# Diamondbrite



## tonigmr2 (Sep 12, 2002)

Is this stuff any good? Being flogged it on a new car purchase, wondering if it's good enough to be worth £500!!


----------



## jrattan (Oct 23, 2014)

No cleaning product is worth that much to me. It's such a competitive market that there are plenty of alternatives at much lower prices.


----------



## MS33 (Jun 27, 2007)

Sounds like something my Gran would have bought for a shilling to clean her brass ware. As jrattan said.


----------



## tonigmr2 (Sep 12, 2002)

Apparently makes the car never needing a polish again. Hmmn.
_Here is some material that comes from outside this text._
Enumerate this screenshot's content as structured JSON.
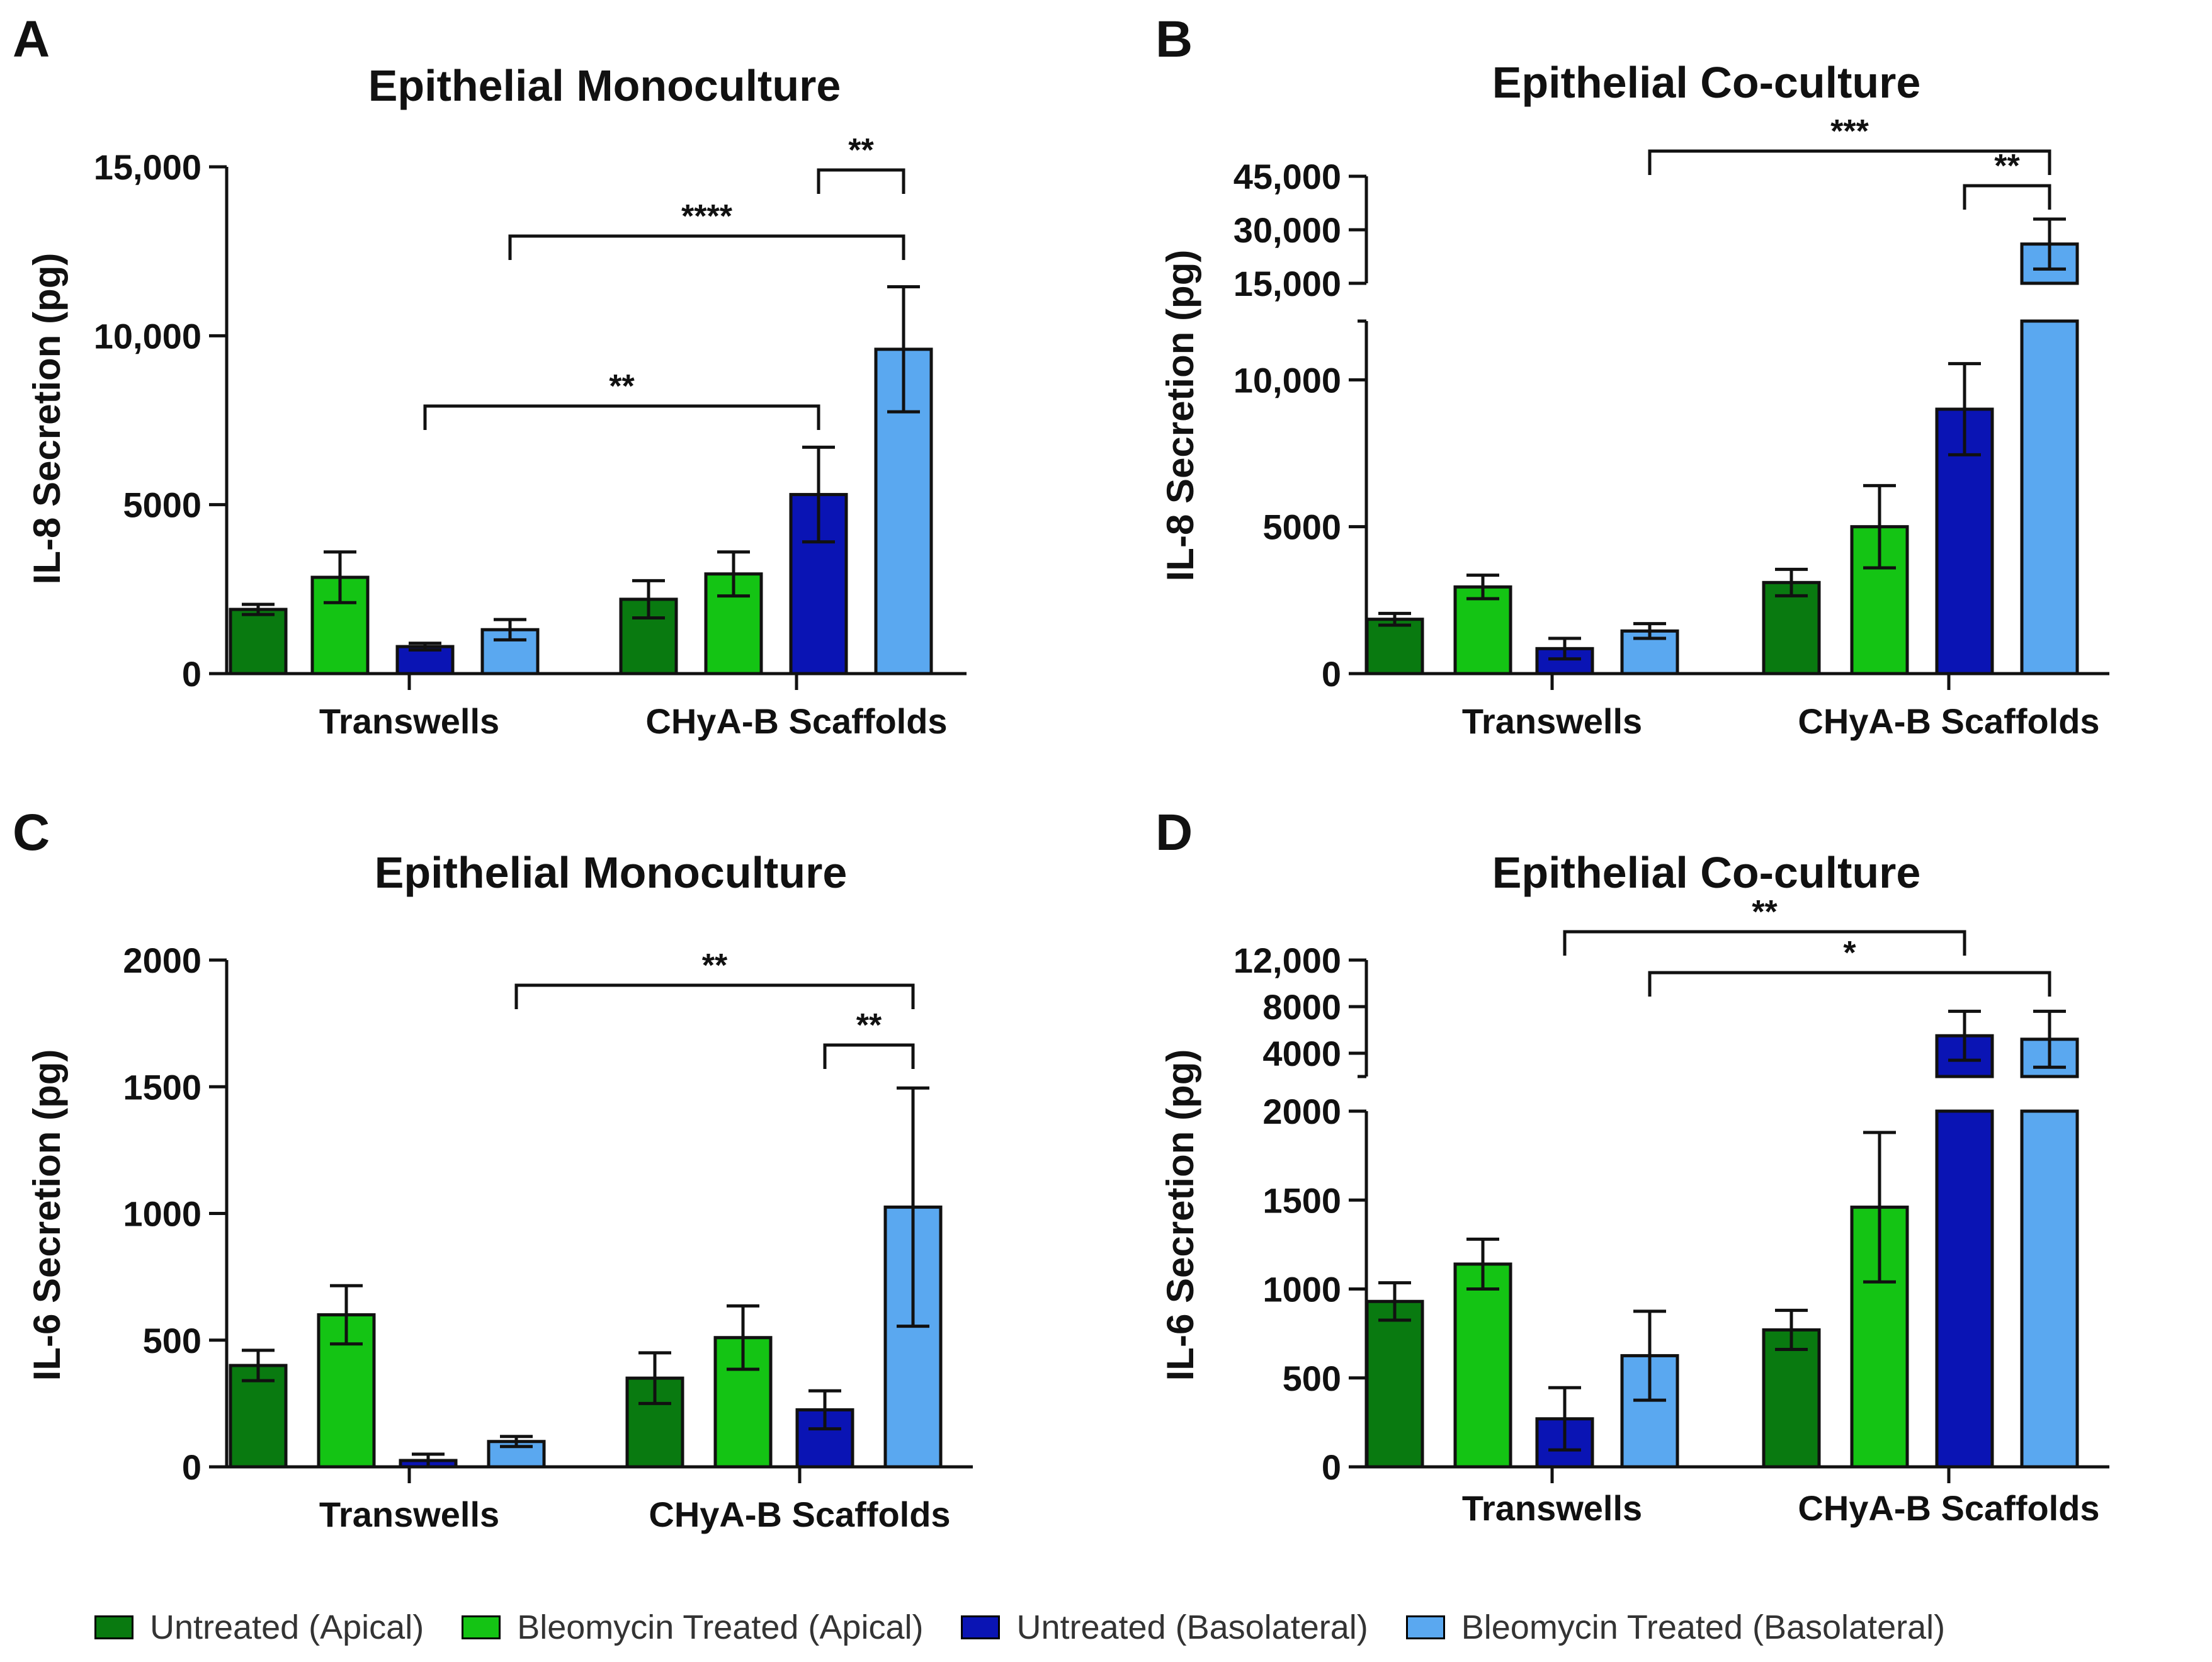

I remember getting stung for supaguard or something on a Toyota years ago and it was only a cream, couldn't see how it would make a difference.


----------



## simon tompkins (Aug 14, 2005)

you can buy the complete diamondbrite kit on fleebay for £99 so i would say this is a complete overcharge,i think that when you buy a new car they think the buyer is in some sort of trance, so try to sell it to you before you wake up,their are some fantastic polishes and sealants on the market so save your money,and buy something from one of the valeting sites,this of course is just my opinion.

simon


----------



## simon tompkins (Aug 14, 2005)

Collinite 915 Wax Detai | eBay

this stuff does exactly what it says on the tin,and is cheap as chips.


----------



## jrattan (Oct 23, 2014)

Collinite 845 for something more durable. Zaino,l z2, klasse sealant and Wolfgang all are good sealants


----------



## evogeof (Aug 3, 2014)

tonigmr2 said:


> Apparently makes the car never needing a polish again. Hmmn.


:chuckle::chuckle::chuckle: can you order me some then please :bowdown1::chuckle:

get your car to a detailer to get a ceramic coating applied. imo its all about the way you wash your car in the first place and a good wax (2 coats applied by hand in a figure of eight motion) on top won't hurt.


----------



## simon tompkins (Aug 14, 2005)

i have used the 845 collinite and it really good stuff,they use it on boats and sub power stations for protection,as well as cars and everything else,that needs protection from the elements,i don't believe their is a product that lasts for ever.

s


----------



## tonigmr2 (Sep 12, 2002)

Not worth it then!


----------